АЛЬФА И ОМЕГА

VI

     В таком невеселом настроении он зашел как-то к Волхову. Было тихо, накрапывал мелкий дождик, прилипшие к мокрому крыльцу листья блестели. Расположились на верандочке. Олег, понимая его состояние, был сочувственно немногословен.

       - Не кручинься... - говорил он тихо, желая утешить и ободрить друга. – Благодари бога, что так обошлось. А вину искать… так мы в том только и неповинны, что родились.
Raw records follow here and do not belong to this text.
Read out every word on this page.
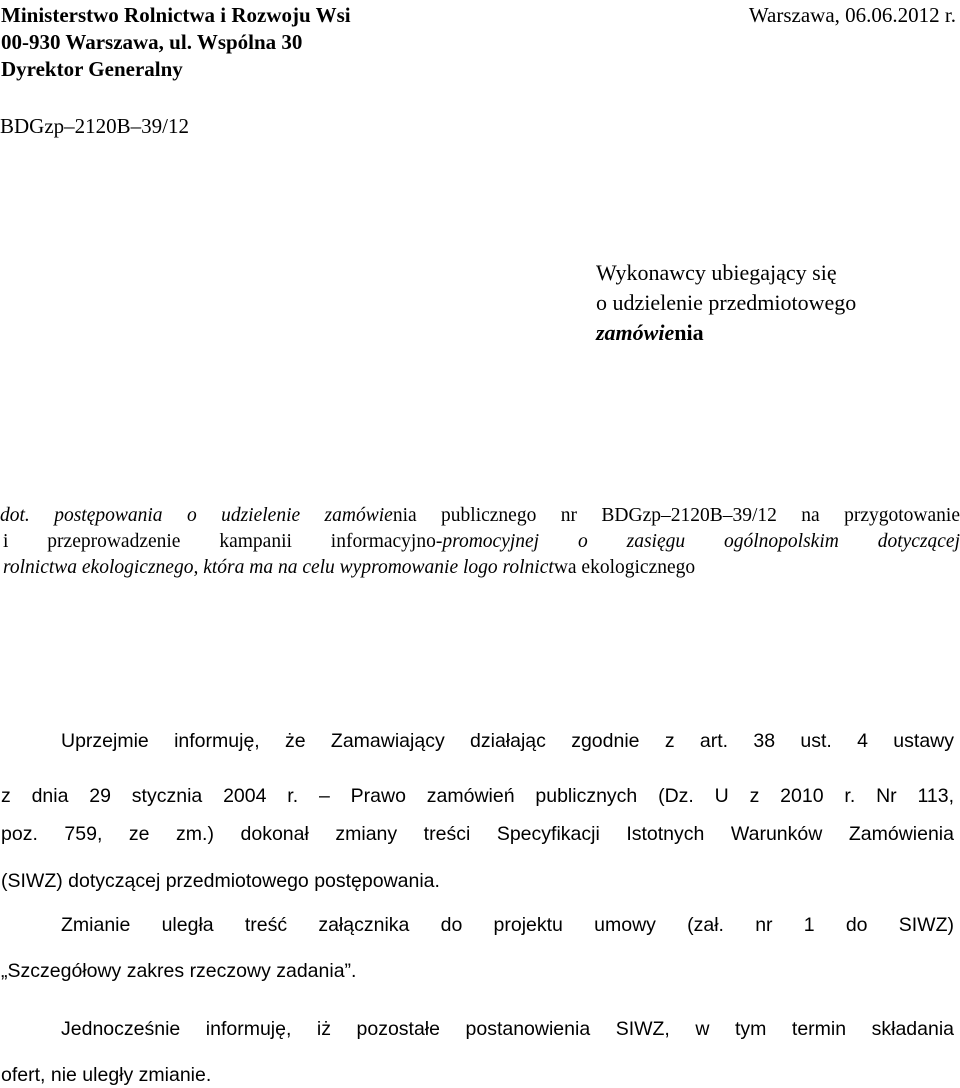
Ministerstwo Rolnictwa i Rozwoju Wsi
00-930 Warszawa, ul. Wspólna 30
Dyrektor Generalny
Warszawa, 06.06.2012 r.
BDGzp–2120B–39/12
Wykonawcy ubiegający się
o udzielenie przedmiotowego
zamówienia
dot. postępowania o udzielenie zamówienia publicznego nr BDGzp–2120B–39/12 na przygotowanie
i przeprowadzenie kampanii informacyjno-promocyjnej o zasięgu ogólnopolskim dotyczącej
rolnictwa ekologicznego, która ma na celu wypromowanie logo rolnictwa ekologicznego
Uprzejmie informuję, że Zamawiający działając zgodnie z art. 38 ust. 4 ustawy
z dnia 29 stycznia 2004 r. – Prawo zamówień publicznych (Dz. U z 2010 r. Nr 113,
poz. 759, ze zm.) dokonał zmiany treści Specyfikacji Istotnych Warunków Zamówienia
(SIWZ) dotyczącej przedmiotowego postępowania.
Zmianie uległa treść załącznika do projektu umowy (zał. nr 1 do SIWZ)
„Szczegółowy zakres rzeczowy zadania”.
Jednocześnie informuję, iż pozostałe postanowienia SIWZ, w tym termin składania
ofert, nie uległy zmianie.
            Ланин, щурясь, разлил в чашки пиво, от которого монашествующий Олег еще не отказался.

            - Послушай, - продолжал Волхов осторожно. – Ты не заходишь иногда в церковь?

            Ланин поднял уныло и вопросительно бровь.
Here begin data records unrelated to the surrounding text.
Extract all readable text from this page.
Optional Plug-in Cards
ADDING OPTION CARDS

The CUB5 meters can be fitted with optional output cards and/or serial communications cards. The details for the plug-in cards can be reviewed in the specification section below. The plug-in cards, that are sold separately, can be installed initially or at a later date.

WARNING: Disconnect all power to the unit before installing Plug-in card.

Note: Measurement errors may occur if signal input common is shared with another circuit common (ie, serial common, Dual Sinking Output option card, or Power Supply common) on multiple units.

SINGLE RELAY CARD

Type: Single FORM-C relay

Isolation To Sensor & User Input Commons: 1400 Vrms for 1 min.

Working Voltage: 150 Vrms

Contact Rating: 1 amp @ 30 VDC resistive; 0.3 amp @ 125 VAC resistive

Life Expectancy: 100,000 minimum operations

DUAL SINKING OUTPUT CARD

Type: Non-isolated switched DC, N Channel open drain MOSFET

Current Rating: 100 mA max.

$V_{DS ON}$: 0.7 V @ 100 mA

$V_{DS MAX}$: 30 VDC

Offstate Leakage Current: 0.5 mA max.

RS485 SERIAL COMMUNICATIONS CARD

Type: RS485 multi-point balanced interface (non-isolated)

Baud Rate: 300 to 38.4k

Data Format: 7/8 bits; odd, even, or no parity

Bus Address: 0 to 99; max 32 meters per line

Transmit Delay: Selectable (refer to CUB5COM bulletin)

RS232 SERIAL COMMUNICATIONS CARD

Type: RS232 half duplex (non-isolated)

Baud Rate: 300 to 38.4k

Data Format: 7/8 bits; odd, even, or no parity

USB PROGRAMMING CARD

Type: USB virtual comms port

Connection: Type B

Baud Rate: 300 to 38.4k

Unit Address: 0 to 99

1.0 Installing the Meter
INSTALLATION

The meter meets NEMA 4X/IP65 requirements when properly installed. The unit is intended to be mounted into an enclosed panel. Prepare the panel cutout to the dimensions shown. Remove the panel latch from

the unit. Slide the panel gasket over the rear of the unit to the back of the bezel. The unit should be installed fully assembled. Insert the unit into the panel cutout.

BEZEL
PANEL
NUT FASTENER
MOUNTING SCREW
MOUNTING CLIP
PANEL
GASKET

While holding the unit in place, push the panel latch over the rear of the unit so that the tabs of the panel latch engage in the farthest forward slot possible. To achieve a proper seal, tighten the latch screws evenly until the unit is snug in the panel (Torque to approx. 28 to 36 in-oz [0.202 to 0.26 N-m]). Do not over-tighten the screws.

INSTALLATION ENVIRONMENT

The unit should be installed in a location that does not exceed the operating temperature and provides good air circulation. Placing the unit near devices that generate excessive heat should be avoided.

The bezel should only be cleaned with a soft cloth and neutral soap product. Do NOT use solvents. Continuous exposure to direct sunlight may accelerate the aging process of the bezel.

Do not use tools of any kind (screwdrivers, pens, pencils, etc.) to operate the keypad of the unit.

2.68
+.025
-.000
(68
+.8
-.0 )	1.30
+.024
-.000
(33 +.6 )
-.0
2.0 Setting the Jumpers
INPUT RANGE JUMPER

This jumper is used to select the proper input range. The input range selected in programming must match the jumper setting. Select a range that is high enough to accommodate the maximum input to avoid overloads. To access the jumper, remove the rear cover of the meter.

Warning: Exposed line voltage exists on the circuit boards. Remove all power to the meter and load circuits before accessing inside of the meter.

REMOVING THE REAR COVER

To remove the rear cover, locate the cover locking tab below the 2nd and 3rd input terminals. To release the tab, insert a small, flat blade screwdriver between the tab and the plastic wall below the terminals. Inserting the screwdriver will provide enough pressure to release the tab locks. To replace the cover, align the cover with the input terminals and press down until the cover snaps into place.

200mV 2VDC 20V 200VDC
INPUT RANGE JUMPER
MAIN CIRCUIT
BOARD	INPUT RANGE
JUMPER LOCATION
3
            - Я имею в виду, не причащаешься? Сходи, это поможет… Я верно тебе говорю!

            Тень усмешки проступила на губах Ланина.

            - Причащают ведь вином?

            - Да, кагор.

            - А пиво не подошло бы?

            - Ну, ты, Игорь...

            - Христос сказал: сия чаша есть Новый завет в моей крови. И все.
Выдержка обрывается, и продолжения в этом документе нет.